Comp day itself was full of soooo much emotion. From the nervous peeing every 10 minutes to the excitement and back again. There was so much energy in that building. It was an incredible experience and really hard to explain without experiencing it first hand. I had been at a few comps so I knew what it was like backstage, but the feeling of being a competitor backstage is completely different. Helping out backstage my focus was on making the day run as smooth as possible, whereas competing my focus was on remembering everything and not looking like an idiot on the platform. I was first up for the second group of squats and, man was I nervous. I walked onto the platform literally shaking and thinking don’t look just don’t look. When the ref said “squat” I was shaking so much I didn’t know how I was going to do that. I smashed my first lift of the day and after that I could breathe a little easier.

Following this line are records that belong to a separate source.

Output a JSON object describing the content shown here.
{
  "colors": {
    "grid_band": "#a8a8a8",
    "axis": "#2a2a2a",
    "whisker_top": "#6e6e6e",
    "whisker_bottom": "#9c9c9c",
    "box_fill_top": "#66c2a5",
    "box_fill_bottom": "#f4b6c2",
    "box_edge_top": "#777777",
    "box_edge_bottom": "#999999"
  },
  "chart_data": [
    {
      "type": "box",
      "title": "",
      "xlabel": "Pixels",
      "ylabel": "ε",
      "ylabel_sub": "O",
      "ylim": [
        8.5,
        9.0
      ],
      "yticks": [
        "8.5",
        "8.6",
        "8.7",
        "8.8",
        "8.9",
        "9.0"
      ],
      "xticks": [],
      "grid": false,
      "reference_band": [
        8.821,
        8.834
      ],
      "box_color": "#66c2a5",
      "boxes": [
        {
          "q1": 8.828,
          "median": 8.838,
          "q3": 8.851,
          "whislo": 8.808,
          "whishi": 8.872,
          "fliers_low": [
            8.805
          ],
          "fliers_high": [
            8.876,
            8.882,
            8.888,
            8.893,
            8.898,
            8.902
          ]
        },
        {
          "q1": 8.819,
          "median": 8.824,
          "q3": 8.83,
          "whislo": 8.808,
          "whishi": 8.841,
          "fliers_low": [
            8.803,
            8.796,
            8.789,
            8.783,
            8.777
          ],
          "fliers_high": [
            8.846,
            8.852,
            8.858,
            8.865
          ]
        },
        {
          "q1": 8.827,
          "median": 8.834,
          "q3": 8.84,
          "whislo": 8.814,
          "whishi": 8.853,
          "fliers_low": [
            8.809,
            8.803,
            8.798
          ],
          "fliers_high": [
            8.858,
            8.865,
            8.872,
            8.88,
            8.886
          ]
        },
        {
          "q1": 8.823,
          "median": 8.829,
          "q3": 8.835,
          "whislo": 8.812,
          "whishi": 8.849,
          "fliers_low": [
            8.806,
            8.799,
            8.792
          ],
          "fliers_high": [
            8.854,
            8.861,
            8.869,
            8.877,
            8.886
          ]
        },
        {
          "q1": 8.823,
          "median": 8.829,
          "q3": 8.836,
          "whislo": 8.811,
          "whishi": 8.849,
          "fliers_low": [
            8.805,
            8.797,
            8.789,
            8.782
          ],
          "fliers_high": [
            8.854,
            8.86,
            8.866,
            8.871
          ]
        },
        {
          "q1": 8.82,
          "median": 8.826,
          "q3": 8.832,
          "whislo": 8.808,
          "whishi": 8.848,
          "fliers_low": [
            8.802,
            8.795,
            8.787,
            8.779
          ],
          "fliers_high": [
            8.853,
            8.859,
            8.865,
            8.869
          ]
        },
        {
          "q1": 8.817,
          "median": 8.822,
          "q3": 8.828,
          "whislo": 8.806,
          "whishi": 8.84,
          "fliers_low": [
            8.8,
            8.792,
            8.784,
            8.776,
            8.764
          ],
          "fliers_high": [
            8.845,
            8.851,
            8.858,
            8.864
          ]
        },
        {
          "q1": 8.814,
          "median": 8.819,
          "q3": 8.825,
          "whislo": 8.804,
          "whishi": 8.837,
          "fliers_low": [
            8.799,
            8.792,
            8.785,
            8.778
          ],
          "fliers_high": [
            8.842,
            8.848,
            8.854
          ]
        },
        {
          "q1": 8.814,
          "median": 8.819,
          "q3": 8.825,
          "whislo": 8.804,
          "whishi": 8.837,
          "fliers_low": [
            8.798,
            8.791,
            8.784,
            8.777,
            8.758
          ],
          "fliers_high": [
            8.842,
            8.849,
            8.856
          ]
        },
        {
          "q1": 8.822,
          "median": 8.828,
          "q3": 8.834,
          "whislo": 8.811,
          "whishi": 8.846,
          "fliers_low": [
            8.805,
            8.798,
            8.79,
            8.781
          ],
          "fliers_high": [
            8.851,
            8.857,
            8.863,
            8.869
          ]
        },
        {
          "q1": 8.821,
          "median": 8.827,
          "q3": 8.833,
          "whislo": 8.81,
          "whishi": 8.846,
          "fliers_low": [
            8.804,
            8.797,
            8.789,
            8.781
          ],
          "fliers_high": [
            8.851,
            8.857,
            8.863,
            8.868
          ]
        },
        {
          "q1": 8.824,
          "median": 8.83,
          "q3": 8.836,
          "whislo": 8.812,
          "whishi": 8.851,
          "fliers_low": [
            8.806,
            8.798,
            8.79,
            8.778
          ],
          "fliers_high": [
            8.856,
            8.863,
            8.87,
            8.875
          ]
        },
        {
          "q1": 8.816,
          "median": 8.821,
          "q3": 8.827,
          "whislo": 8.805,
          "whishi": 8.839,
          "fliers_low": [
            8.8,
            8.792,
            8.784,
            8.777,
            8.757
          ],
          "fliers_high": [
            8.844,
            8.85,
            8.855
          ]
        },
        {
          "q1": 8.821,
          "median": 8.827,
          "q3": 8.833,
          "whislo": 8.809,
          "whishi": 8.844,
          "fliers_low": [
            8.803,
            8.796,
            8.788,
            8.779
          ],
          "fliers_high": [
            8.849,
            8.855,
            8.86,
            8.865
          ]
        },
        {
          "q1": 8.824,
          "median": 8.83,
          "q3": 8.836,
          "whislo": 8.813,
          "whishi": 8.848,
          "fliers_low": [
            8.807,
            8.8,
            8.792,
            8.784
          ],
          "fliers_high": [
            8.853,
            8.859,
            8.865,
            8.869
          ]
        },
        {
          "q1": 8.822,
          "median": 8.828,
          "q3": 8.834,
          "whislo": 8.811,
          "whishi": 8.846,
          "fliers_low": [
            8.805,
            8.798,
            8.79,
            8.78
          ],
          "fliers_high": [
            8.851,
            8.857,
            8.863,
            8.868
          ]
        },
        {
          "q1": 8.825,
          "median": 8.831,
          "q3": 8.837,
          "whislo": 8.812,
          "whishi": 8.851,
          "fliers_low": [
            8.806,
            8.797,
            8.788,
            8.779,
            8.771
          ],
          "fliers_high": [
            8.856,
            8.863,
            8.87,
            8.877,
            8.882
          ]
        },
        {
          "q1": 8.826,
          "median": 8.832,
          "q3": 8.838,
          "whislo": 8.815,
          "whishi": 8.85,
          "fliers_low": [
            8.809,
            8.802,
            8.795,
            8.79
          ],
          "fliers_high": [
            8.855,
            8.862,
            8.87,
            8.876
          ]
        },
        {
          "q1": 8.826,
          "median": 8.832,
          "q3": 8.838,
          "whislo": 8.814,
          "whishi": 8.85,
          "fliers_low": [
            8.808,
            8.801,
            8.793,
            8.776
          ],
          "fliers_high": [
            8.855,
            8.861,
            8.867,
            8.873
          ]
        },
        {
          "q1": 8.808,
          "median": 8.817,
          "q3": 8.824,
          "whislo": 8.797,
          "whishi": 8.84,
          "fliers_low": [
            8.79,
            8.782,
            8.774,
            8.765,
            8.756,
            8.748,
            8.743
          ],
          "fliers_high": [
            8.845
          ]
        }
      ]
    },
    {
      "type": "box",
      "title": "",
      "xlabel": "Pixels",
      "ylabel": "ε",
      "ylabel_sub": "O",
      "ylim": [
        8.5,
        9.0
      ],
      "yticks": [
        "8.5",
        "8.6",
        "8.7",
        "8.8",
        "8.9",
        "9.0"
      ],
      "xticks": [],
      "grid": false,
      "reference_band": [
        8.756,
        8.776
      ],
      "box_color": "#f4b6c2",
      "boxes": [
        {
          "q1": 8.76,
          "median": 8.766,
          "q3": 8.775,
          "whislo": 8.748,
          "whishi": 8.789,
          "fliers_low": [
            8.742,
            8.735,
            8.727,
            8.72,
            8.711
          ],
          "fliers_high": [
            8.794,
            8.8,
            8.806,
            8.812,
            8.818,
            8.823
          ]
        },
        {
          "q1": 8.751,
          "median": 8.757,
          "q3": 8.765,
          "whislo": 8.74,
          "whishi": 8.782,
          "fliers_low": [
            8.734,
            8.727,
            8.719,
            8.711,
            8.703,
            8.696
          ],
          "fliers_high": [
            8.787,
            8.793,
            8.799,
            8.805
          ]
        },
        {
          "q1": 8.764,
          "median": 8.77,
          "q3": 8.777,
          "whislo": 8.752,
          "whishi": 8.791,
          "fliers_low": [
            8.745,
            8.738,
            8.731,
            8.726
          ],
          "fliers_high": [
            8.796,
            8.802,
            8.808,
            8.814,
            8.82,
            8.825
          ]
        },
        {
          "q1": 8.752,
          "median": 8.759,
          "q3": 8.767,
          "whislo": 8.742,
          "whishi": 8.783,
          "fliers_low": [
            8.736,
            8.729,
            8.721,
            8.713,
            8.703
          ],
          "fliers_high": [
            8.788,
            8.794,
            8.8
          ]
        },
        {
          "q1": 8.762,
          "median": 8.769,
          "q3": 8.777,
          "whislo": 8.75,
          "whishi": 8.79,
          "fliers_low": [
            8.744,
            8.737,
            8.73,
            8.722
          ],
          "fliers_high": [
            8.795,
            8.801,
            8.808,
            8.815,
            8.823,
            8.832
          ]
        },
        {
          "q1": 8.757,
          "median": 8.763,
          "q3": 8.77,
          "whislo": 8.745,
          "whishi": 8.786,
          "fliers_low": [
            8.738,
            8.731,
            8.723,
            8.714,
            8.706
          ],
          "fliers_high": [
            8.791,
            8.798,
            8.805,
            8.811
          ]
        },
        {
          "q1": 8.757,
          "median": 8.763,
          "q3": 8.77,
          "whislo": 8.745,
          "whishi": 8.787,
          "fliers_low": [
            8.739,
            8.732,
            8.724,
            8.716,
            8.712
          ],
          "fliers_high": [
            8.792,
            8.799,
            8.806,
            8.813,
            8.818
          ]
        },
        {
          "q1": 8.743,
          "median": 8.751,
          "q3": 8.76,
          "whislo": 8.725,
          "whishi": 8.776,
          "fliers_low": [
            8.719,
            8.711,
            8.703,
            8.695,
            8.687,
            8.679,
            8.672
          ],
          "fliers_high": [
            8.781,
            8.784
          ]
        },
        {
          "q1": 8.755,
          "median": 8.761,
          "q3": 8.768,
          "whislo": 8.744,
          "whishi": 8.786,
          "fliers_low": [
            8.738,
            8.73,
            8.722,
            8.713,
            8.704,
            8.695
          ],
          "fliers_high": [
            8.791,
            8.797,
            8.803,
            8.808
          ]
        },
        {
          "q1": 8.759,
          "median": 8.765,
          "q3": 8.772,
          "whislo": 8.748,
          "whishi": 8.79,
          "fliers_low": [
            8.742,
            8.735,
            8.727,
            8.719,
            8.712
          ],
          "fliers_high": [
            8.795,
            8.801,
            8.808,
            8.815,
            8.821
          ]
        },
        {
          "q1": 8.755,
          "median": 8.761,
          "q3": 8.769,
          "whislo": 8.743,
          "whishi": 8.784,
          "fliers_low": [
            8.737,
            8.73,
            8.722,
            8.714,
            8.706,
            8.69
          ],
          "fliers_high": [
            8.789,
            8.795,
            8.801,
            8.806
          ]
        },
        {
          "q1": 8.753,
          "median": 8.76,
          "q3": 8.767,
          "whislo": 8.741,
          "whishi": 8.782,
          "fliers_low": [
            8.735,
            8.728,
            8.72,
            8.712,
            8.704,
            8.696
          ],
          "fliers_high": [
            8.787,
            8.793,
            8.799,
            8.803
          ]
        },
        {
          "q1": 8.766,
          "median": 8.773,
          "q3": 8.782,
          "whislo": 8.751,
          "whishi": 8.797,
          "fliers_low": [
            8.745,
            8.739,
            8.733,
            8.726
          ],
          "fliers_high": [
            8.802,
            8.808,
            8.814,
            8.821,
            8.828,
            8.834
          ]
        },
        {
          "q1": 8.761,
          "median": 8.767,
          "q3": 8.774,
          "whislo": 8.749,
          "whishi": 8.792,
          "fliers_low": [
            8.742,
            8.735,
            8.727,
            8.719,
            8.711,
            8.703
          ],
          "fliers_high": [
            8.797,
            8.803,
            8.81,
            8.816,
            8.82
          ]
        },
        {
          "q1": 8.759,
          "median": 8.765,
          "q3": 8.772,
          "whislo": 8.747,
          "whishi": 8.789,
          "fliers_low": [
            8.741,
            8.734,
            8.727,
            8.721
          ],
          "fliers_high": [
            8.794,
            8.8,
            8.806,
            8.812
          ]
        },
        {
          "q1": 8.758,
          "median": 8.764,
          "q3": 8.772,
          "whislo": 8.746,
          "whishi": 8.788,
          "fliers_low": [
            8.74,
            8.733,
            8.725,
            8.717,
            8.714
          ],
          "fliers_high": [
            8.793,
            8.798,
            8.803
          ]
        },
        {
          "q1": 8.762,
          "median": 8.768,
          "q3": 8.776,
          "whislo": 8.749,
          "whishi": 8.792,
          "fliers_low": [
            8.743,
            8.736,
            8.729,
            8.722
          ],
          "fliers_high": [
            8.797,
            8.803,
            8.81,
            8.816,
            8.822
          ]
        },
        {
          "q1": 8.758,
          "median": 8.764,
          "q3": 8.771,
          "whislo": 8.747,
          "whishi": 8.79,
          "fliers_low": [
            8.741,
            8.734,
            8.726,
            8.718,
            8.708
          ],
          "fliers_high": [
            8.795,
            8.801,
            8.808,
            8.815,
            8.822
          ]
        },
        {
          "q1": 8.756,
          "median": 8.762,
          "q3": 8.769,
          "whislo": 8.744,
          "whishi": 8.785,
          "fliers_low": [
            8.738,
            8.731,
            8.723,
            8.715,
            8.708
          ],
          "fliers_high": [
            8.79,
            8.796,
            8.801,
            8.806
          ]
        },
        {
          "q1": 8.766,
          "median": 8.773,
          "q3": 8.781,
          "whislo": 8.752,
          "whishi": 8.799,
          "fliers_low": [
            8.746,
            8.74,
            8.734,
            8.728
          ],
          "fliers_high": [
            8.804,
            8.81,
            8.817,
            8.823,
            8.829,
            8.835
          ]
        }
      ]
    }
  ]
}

My second and third squats felt much easier and I was able to get my breath out of my chest and relax.
Bench press was my absolute favourite lift of the day because I felt like I nailed my back engagement, help my shape really well, and remembered my cues. When things feel good, you just know it. My third bench [attempt] had just the amount of grind that I knew I had it.
Coming into the deadlifts I started to get incredibly nervous and doubting myself and it showed on my first lift. I missed my opener with my set up being wrong: my hips were too high and I was too far over the bar. But man did I hold on. This really shocked me. I didn’t expect to A) have to grind on my opener, and B) actually miss it. I was devastated and thought f*ck me as I walked off backstage ready to burst into tears. My thinking started spiralling about how if I didn’t get the next two lifts I wouldn’t be on the board and it would all be over. A day that was going so well would be ruined. All of my hard work.
After a few minutes Coach Ro approached me and rather than giving me a hug she did something I didn’t expect. She said “You better not f*cking cry right now, you have two more attempts. You got this.”
And walked away.
That completely snapped me out of the spiral I was going through. I asked her what I needed to do, fixed it in my second deadlift and it flew up with ease. For my third attempt, similar to my first I was just too high and the bar stayed glued to the platform. Overall I was just f*cking glad I got at least one.
My results at the end of the day were 92/52/95. Squat was a 4.5kg PB and bench was a 2kg PB. My deadlift was 15kg under my max but given how they were moving during prep we expected this so I wasn’t too phased.
What did I get out of the whole experience?
Number one was follow through. As someone who struggles with this on the daily, and has their entire life, it really showed me that I can actually follow through with things I set my mind to. It taught me that with a clear plan I can achieve anything. Yes we have a lot of work to do if I want to continue in this sport (which I most definitely do), but it showed me that I can do it. I can make that commitment to myself.
The other thing I got out of it was the experience itself. It really is like no other and is incredibly hard to describe. I know I want to coach powerlifting girls so I knew I had to have this experience in order to know what they are feeling both through prep and on the day itself. The heavy loads, the fatigue, the nerves, the excitement. I had to feel it for myself.
The support from the girls and my family was beyond words. Despite not being able to make eye contact with the girls during my lifts, hearing them scream my name and waving their pink pom poms made me smile and my heart so full. Where she goes we all go. No one is ever alone, and no one is left behind. I am eternally grateful to be a part of BBB and have a strong team of women behind me. I cannot wait to do it all over again early next year. A huge shout out to both Tori and Ro for coaching me both technically and emotionally through prep. I would not have been able to do it without you two.